In Re Collins & Flowers (Cal. Ct. App. - May 10, 2012)

This is obviously going to be a nightmare to resolve:


In 1993, Karen Brockmann deeded the house to Vicky Craig and James Powe, and about a month later they deeded the property to "Elijah Flowers, an unmarried man and, [¶] Joseph J. Flowers, an unmarried man as tenant and [¶] Karen Brockmann, an unmarried woman as tenant." The next day, Brockmann gave her interest to Elijah "an unmarried man" and Joseph "an unmarried man as tenant."

In 1995, Joseph and Tamara Flowers (Elijah‟s wife) signed quitclaim deeds to "Eligah [sic] Flowers, a married man, and Agustus [
sic] Collins, an unmarried man" and those deeds were later recorded.
In 1996, a deed of trust was recorded in favor of a federal court, covering the instant property, from "Eligah [sic] Flowers and Agustus [sic] Collins," and two other properties from "Eligah" and Tamara Flowers.

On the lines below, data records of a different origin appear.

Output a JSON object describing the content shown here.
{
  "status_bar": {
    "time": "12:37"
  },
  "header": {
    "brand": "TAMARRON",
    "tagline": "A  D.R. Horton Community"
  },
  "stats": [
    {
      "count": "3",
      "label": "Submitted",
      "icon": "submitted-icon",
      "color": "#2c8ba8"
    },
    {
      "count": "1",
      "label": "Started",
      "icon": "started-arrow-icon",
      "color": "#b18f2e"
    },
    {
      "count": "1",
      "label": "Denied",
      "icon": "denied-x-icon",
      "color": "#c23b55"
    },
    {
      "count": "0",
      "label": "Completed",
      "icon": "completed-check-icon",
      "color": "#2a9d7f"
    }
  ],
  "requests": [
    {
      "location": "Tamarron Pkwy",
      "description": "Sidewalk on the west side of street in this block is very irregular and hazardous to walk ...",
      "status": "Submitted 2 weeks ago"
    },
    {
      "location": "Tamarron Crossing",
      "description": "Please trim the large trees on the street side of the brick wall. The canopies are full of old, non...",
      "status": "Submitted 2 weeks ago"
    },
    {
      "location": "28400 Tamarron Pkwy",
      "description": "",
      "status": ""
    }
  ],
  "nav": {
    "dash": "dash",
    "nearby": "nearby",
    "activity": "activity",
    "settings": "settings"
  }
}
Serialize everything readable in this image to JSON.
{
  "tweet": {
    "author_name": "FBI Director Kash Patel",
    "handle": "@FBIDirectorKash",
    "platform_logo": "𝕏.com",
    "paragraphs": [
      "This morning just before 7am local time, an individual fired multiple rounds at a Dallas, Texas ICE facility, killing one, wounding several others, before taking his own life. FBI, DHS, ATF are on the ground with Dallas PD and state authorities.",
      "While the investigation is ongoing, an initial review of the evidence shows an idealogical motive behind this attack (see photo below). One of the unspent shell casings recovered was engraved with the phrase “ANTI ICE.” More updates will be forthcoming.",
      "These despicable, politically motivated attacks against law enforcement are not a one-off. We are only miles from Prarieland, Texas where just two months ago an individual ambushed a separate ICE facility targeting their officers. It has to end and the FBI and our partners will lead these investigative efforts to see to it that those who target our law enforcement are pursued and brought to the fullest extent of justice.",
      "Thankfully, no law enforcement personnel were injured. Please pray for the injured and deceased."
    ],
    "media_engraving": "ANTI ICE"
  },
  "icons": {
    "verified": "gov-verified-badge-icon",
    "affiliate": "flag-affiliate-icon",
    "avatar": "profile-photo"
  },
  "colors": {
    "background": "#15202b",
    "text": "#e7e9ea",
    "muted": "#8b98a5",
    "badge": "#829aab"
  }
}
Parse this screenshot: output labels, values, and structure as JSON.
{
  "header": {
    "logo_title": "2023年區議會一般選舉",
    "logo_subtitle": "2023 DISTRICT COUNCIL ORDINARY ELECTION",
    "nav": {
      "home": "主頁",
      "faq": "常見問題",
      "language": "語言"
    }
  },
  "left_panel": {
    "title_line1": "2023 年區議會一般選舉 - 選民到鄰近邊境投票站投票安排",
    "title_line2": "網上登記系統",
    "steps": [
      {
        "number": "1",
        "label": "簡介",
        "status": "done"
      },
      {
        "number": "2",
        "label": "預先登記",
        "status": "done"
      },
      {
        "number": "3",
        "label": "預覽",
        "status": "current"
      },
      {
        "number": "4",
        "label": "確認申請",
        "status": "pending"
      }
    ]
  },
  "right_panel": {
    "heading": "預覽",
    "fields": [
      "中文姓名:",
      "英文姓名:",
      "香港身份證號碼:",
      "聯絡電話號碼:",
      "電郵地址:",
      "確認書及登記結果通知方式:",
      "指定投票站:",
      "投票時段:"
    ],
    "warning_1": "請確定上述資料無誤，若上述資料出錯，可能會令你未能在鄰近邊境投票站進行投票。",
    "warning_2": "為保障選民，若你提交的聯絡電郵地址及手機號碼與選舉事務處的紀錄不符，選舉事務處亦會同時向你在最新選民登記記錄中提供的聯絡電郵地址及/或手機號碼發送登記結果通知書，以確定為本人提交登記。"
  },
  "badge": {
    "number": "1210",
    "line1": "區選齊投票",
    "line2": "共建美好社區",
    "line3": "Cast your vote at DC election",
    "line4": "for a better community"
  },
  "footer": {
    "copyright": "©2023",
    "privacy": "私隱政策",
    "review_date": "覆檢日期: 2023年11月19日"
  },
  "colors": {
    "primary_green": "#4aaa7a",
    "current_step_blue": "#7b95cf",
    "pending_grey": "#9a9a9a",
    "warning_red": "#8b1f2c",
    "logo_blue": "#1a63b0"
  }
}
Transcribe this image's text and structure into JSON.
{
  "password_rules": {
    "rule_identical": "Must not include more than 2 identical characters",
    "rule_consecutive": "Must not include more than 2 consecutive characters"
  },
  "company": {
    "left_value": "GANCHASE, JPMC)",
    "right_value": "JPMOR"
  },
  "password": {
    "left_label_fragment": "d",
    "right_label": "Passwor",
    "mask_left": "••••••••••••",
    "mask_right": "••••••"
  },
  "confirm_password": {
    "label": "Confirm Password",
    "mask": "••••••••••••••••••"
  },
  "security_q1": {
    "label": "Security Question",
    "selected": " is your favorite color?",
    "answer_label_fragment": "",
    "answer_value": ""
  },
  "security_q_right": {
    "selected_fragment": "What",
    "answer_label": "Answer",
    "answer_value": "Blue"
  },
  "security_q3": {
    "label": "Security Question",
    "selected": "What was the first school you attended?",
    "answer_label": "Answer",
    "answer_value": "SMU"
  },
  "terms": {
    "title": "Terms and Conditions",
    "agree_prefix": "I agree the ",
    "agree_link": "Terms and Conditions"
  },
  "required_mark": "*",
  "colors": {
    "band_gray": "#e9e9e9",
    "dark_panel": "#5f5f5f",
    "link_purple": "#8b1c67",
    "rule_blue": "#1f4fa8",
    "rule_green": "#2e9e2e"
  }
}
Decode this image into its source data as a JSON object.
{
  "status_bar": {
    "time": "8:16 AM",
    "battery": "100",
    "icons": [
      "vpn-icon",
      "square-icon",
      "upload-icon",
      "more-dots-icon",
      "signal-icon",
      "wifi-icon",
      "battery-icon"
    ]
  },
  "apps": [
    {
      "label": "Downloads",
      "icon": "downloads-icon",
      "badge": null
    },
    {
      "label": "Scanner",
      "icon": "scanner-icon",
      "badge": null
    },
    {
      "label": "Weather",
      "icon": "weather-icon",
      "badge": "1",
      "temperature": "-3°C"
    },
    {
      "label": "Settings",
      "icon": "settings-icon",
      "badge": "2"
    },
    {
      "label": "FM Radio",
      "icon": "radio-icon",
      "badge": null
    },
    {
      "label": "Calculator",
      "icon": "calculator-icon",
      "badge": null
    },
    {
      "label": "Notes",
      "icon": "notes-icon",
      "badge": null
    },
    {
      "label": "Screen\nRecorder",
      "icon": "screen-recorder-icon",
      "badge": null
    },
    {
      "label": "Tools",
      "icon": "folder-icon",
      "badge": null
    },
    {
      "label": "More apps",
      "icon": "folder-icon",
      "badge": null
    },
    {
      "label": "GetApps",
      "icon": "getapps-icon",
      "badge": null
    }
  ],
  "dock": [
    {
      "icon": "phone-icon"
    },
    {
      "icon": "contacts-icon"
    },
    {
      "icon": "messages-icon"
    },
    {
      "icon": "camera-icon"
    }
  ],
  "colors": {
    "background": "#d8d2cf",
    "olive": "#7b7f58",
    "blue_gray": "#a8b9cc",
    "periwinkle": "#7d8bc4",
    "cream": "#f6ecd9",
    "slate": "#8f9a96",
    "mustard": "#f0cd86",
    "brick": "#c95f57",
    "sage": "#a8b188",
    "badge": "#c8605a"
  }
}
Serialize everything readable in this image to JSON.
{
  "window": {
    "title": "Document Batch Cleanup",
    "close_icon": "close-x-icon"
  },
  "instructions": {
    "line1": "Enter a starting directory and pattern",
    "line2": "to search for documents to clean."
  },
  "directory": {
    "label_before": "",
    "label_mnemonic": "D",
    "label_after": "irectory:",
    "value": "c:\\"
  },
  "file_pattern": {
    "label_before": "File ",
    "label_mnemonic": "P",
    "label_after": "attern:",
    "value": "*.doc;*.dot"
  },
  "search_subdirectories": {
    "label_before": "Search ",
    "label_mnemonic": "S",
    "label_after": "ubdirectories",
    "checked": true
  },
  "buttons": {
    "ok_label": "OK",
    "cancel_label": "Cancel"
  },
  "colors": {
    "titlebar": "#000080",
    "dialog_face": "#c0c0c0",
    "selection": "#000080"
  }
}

Andre testified that after Elijah died in 1997, no probate was opened because the family assumed the house belonged to Augustus, and that when Augustus died in 2003, "I don‟t know what his estate did." Before Augustus died, he became unable to care for the house and Andre discussed acquiring it from him. In his deposition, Andre conceded he realized that the failure to probate Elijah‟s estate earlier complicated matters.

A forged grant deed recorded on May 3, 2004, purported to transfer the house from "Agustus [sic] Collins, unmarried man, and Elijha [sic] Flowers unmarried man" to McIntyre.

Andre testified he had never heard of McIntyre until he received a utility bill or tax statement with her name. On June 23, 2004, not long after McIntyre‟s deed was recorded, Andre recorded a verified mechanic‟s lien on the property, for $75,000. The lien was defective because Andre did not have a contractor‟s license and had not served a preliminary notice of lien, despite his false declaration to the contrary. Further, Andre listed only Augustus as the owner--omitting Elijah--and failed to mention that both owners had already died.

On August 16, 2004, Andre and Hennessy Flowers (Andre‟s half brother), represented by attorney Robert Enos, filed a complaint to quiet title in them,
in part alleging the deed to McIntyre was forged. Andre verified the complaint. On November 17, 2005, the case was dismissed by a minute order stating "Attorney of record/party failed to appear[.]" Andre states he failed to appear due to his incarceration but there is no explanation why Hennessy did not appear, although Hennessy had been named as a coplaintiff "just in case anything was to happen to" Andre.

Andre denied that he rented the house to the Bovets and testified a rental agreement dated August 1, 2006, bore his forged signature. The agreement called for a $1,400 deposit and monthly rent of $1,200. However, the trial court found Andre did sign that agreement.

A deed from McIntyre to defendant Dancy was recorded on September 21, 2006. Andre testified he had never heard of Dancy until Dancy requested access to the house for a loan appraisal. Dancy gained entry with the aid of the police, and then tried to evict Andre.3 The house was later damaged by fire.

Andre did not seek appointment as administrator until after Wachovia loaned Dancy over $175,000 in January 2007. Andre claims he first learned the loan went through when he saw a June 25, 2007 filing in Dancy's eviction action, and "took swift action" by filing the instant probate petition on July 13, 2007."


You couldn't screw things up more royally if you tried.

The opinion is all about unclean hands, and applies it neatly.  Check it out.  It's a case where equity actually makes sense rather than simply confusing things.